SMALL GOVERNMENT CONSERVATIVES HAVE REVOLTED against President Bush and the Republican leadership of the Senate and the House. Their goal, with hurricane recovery costs soaring, is what it's always been: to hold down spending and restrain the growth of government. It is an impossible dream or close to impossible. The small government brigade is a distinct minority in Congress. Their strength is outside Congress. They reflect the anxiety of the Republican party's base, conservatives and moderates both, over the uncontrolled spending and massive expansion of government following hurricane Katrina. "The base is killing us," a Republican senator says.
There's another source of strength for small government conservatives. One congressional Republican says an old adage of Newt Gingrich is applicable: Never assume that anybody is organized or there's a grand plan that's in effect. The president is concentrated on emergency relief and recovery in Louisiana, Mississippi, and Texas. Congress is in disarray. But small government conservatives do have a plan--actually two plans--for paying for a portion of the hurricane costs by offsetting spending cuts.

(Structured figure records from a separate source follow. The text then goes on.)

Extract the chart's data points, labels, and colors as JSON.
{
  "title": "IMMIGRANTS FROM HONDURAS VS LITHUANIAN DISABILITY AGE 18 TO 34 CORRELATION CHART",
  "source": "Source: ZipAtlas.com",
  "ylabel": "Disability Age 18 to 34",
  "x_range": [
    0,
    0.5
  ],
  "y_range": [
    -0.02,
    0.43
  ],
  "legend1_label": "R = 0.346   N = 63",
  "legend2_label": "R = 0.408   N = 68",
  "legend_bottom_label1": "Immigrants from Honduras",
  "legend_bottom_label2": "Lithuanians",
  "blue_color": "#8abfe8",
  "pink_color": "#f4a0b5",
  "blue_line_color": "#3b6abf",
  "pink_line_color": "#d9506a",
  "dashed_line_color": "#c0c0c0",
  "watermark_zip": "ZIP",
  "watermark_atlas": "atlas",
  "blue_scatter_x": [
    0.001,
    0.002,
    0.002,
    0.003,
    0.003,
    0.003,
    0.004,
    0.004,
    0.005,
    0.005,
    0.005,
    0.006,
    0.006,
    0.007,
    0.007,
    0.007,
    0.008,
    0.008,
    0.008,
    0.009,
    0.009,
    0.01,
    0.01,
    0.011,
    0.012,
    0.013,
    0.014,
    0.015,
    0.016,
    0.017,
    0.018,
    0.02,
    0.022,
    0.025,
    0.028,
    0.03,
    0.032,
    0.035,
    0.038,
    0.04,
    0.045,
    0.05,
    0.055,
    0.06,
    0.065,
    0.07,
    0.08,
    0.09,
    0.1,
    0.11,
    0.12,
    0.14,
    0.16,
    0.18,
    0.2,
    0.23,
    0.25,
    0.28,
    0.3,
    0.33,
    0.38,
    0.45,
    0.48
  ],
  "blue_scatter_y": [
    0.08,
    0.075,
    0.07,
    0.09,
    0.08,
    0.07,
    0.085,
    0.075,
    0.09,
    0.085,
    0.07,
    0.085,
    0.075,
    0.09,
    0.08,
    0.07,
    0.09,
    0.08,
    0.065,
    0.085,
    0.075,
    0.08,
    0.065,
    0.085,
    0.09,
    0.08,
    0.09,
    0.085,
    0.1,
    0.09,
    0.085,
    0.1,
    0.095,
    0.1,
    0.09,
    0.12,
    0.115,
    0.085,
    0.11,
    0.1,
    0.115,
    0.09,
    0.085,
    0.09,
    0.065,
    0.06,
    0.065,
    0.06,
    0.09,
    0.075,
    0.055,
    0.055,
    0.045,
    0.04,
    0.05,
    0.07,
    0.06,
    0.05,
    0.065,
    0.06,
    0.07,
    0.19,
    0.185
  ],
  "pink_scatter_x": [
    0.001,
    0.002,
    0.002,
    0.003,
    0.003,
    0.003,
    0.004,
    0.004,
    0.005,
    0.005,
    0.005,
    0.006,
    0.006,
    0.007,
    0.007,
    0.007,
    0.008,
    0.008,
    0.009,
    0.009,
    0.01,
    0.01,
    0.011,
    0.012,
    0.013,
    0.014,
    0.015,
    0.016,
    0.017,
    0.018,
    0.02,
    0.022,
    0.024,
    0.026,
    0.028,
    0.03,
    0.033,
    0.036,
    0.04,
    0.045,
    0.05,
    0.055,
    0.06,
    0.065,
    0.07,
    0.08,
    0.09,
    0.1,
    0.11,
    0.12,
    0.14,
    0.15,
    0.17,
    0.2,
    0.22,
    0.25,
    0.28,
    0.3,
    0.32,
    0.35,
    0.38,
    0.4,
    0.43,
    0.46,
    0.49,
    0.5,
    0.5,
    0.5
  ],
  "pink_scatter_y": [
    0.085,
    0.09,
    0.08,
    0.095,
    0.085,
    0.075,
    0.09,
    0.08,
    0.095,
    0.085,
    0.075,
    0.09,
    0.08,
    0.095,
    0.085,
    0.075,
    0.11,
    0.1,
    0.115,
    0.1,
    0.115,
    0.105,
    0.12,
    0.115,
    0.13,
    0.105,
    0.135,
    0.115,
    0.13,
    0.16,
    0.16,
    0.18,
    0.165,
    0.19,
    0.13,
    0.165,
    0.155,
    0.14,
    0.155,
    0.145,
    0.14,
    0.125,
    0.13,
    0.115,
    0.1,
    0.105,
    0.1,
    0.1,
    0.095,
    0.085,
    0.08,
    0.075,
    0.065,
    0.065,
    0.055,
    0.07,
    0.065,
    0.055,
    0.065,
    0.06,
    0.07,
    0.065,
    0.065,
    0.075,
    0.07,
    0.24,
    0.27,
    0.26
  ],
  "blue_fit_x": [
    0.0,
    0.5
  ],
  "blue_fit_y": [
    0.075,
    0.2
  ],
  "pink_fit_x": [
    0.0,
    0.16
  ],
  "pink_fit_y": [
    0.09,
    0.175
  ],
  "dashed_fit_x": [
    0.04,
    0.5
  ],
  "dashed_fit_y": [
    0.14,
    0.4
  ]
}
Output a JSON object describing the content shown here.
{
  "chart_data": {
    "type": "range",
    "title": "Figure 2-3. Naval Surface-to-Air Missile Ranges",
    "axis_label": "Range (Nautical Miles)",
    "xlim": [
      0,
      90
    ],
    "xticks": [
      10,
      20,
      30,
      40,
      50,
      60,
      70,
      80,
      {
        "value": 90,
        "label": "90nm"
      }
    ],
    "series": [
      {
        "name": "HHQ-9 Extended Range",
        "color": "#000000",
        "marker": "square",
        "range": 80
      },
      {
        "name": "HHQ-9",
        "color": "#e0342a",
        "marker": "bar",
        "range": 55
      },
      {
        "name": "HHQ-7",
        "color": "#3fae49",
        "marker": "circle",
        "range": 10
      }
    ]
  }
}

In the House, the conservative Republican Study Committee proposed "budget options" that would cut spending by as much as $102 billion in one year. The RSC scheme would delay the start of the Medicare prescription drug benefit, scheduled for January 1, for at least one year. Led by Republican representative Mike Pence of Indiana, RSC leaders met last week with Josh Bolten, the White House budget director, and with House Republican leaders, who rejected their plan as politically unrealistic, which
it is.
In the Senate, six Republicans offered a series of "options to save spending by reducing non-defense spending growth." By merely freezing discretionary spending--that means everything but entitlements--for a single year, $47.9 billion would be saved. Limiting the freeze to non-defense, non-homeland security spending would still save $36.2 billion, according to Senator John Sununu of New Hampshire. "If Congress simply put in place mechanisms to control the growth of discretionary spending at or near inflation, the two-year cost savings is well in excess of $20 billion," Sununu says. Slowing the growth of spending in such ways is more realistic.
The resentment felt by the small government conservatives antedates Katrina and the current argument over spending on relief and recovery. They have a philosophical difference with the president and with their own leaders in Congress. They favor sharply limited government and minimal spending. Bush and his congressional allies prefer a more expansive role for government and worry less about increased spending. Bush has been called a big government conservative (by me), but that label is inapt because it implies he's a liberal. He's not, but neither is he a small government conservative.
A series of expensive measures championed by Bush and passed by Congress--the farm, highway, and energy bills, for instance--has caused the anger of small government conservatives to simmer. In the House, 25 Republicans voted against the Medicare drug benefit in 2003, nearly prompting its defeat and alienating the White House and party leaders in Congress. Nonetheless, most of the 25 remain proud of their "no" vote. Sununu voted against the Medicare, energy, highway, and farm bills. Yet he's been skillful in maintaining his ties to the White House and Senate leaders.